Court Updates: U.S. District Court for the Northern District of Texas – Opinion, Dec. 14, 2018
The court held in favor of the plaintiffs by finding that the individual mandate is not a constitutional exercise of Congress’s Tax Power because it no longer “produces at least some revenue” for the federal government. The court declared that the individual mandate is essential to and inseverable from the remaining provisions of the ACA, and therefore, the entire law must be invalidated.
U.S. Court of Appeals for the Fifth Circuit – Opinion, Dec. 19, 2019
The court held in favor of the plaintiffs in part by upholding the lower court’s finding that the individual mandate is not a constitutional exercise of Congress’s Tax Power. The court remanded the issue of severability to the district court to provide additional analysis of the provisions of the ACA as they currently exist. In other words, the District Court will need to determine which specific provisions of the ACA, including ACA regulations, should be invalidated.

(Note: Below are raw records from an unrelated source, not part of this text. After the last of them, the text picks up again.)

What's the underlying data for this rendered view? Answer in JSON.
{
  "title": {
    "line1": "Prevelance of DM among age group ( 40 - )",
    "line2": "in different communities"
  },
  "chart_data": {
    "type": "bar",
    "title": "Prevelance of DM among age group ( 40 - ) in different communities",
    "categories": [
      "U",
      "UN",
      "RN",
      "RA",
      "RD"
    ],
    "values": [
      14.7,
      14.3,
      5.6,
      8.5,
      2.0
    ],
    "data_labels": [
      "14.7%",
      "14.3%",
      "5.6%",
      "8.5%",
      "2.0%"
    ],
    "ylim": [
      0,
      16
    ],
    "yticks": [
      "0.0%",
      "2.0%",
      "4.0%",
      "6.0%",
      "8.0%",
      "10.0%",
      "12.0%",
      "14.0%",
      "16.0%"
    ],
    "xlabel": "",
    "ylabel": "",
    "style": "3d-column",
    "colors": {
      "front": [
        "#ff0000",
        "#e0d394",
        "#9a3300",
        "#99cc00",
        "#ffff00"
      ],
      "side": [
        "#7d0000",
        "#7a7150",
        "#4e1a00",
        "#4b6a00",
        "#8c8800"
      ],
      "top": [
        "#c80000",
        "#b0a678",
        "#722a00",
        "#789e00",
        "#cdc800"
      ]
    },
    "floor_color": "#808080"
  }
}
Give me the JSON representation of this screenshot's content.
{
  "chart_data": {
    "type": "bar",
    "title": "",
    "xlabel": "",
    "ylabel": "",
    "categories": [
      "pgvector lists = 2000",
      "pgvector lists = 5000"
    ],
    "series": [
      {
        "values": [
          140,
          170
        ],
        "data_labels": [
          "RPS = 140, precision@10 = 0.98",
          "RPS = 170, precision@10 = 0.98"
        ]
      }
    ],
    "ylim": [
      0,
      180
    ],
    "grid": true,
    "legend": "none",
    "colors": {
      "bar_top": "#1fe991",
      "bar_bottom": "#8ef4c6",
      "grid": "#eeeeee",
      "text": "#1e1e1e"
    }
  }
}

Current Status: The District Court has been tasked with parsing out the validity of each provision of the ACA. However, a coalition of 19 attorneys general has petitioned the United States Supreme Court to review the U.S. Court of Appeals’ decision before the end of the Court’s current term in June 2020. On January 10, 2020, Solicitor General Noel Francisco requested that the Supreme Court deny the coalition’s request for expedited review of the U.S. Court of Appeals’ decision.
Impact: This lawsuit could result in the entire ACA being invalidated. This would eliminate protections for people with pre-existing conditions, subsidies to help individuals purchase health coverage, Medicaid expansion, the provision allowing dependents to be covered by their parents’ insurance policies up to the age of 26, the requirement for health plans to cover preventive services with no cost-sharing, the requirement that health plans to cover essential health benefits, the prohibition on health plans imposing annual and lifetime limits on coverage, the requirement for health plans to maintain a medical loss ratio, and the cap on out-of-pocket costs, among other consumer protections.